Coppa Italia serie D, il Seregno espugna Crema e va agli ottavi: incontrerà la Folgore Caratese
Seregno - Il rigore parato da Pesenti a Corioni (Foto by Paolo Colzani)

Coppa Italia serie D, il Seregno espugna Crema e va agli ottavi: incontrerà la Folgore Caratese

Espugnando lo stadio Voltini di Crema, il Seregno si è guadagnato il diritto a disputare gli ottavi di finale della Coppa Italia di serie D, in cui mercoledì 13 novembre sfiderà i cugini della Folgore Caratese.

Espugnando lo stadio Voltini di Crema, il Seregno si è guadagnato il diritto a disputare gli ottavi di finale della Coppa Italia di serie D, in cui mercoledì 13 novembre sfiderà i cugini della Folgore Caratese (sede da decidere tramite sorteggio). Gli azzurri, in formazione largamente rimaneggiata rispetto all’undici abitualmente proposto in campionato, sono stati protagonisti di un’autentica impresa, dominando la prima frazione di gioco e resistendo poi nella seconda al ritorno dei cremaschi, favoriti da alcuni fischi un po’ a casaccio dell’arbitro Gauzolino di Torino. Il match lo ha sbloccato al 14’ Blazevic, che è scattato infilando la difesa di casa, alzatasi male per tentare un fuorigioco, e solo davanti a Zanellato non ha sbagliato.

L'esultanza azzurra dopo il gol di Blazevic

L'esultanza azzurra dopo il gol di Blazevic


Una decina di minuti più tardi il direttore di gara ha sorvolato su un atterramento di Artaria da parte di De Angeli nell’area locale. Al 36’ Clerici ha disegnato una parabola deliziosa con un colpo sotto, che Nenadovic in girata ha trasformato nel raddoppio. Quando il più sembrava fatto, nella ripresa Gauzolino ha decretato due massime punizioni in rapida successione per la squadra di Tacchinardi, la prima al 10’, in coda ad una mischia in cui dalla tribuna non è stato ravvisato nulla di che, la seconda al 25’, a causa di un fallo di mano di Mantegazza, che nella circostanza ha rimediato l’espulsione per somma di ammonizioni.

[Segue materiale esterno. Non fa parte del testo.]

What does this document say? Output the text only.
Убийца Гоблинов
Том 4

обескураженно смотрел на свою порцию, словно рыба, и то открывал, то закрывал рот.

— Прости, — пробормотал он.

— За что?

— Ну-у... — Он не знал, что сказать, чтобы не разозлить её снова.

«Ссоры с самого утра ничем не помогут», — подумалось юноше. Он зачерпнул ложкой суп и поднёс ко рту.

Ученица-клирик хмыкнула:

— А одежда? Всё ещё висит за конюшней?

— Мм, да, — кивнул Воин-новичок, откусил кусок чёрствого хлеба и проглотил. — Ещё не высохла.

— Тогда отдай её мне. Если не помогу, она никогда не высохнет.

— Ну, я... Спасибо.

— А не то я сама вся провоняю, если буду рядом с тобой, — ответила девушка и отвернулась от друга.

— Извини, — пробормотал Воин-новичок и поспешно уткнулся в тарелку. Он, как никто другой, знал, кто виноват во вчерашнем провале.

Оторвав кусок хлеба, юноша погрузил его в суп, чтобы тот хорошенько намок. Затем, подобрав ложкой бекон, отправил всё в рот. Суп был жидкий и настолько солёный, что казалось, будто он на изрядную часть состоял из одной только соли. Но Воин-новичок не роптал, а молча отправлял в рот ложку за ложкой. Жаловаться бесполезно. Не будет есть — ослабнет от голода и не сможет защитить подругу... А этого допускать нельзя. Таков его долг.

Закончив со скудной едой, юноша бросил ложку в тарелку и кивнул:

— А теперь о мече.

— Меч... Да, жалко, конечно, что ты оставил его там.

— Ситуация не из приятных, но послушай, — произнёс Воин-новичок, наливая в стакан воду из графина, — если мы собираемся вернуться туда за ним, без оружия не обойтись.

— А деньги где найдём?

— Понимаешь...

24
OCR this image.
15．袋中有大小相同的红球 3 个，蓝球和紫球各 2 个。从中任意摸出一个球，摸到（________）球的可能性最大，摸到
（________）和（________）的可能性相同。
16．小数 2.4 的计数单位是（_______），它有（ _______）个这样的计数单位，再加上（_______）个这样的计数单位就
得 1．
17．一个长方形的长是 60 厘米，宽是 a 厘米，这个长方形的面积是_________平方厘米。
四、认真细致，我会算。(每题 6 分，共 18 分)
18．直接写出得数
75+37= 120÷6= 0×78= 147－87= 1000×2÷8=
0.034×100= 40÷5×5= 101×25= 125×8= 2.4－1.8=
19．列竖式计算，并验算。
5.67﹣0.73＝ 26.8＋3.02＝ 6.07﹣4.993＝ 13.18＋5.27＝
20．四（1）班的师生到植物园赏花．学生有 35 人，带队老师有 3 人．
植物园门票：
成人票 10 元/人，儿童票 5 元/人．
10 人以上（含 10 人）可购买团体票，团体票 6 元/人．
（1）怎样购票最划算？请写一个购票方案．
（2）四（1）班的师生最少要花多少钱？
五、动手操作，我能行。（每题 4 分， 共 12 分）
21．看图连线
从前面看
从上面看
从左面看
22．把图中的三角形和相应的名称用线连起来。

Il contrasto tra De Angeli ed Artaria, per cui gli azzurri hanno chiesto invano il rigore

Il contrasto tra De Angeli ed Artaria, per cui gli azzurri hanno chiesto invano il rigore


Buon per i brianzoli che, dopo essere stato superato da Nicola Ferrari, Pesenti abbia neutralizzato il rasoterra di Corioni, murando poi la successiva ribattuta di Porcari da un passo. Alla mezz’ora Giosu ha quindi colpito la traversa, ma la sostanza non è cambiata. Oggi, giovedì, il gruppo festeggerà con un aperitivo aperto a tutta la tifoseria, che a partire dalle 19 sarà ospitato dalla Caffetteria Belle Epoque di via Cavour.

Crema-Seregno 1-2

Marcatori: 14’ pt Blazevic (S), 36’ Nenadovic (S); 10’ st N. Ferrari (C) su rigore.

Crema: Zanellato; Baggi, De Angeli, Giosu; Corna (32’ st Palla), Pignat (30’ st Dragoni), Porcari (36’ st Grea), Geroni (28’ st Kouadio), Rovido (36’ st Campisi); Corioni, N. Ferrari. A disp.: Trapani, Missaglia, Bignami e Minutillo. All.: Tacchinardi.

Seregno: Pesenti; R. Ferrari, Luoni, Mantegazza; Valsecchi (11’ st Invernizzi), Clerici, Bonaiti, Nenadovic (28’ st Gazo), Tocci (13’ st Zoia); Artaria (16’ st Marzeglia), Blazevic (36’ st Tomas). A disp.: Lupu, Bertani, Marini e Borghese. All.: Balestri.

Arbitro: Gauzolino di Torino.

Note: ammoniti Porcari (C), Invernizzi (S), Giosu (C) e Borghese (S); espulso Mantegazza (S) al 25’ st per somma di ammonizioni. Recuperi: 0’ pt, 5’ st.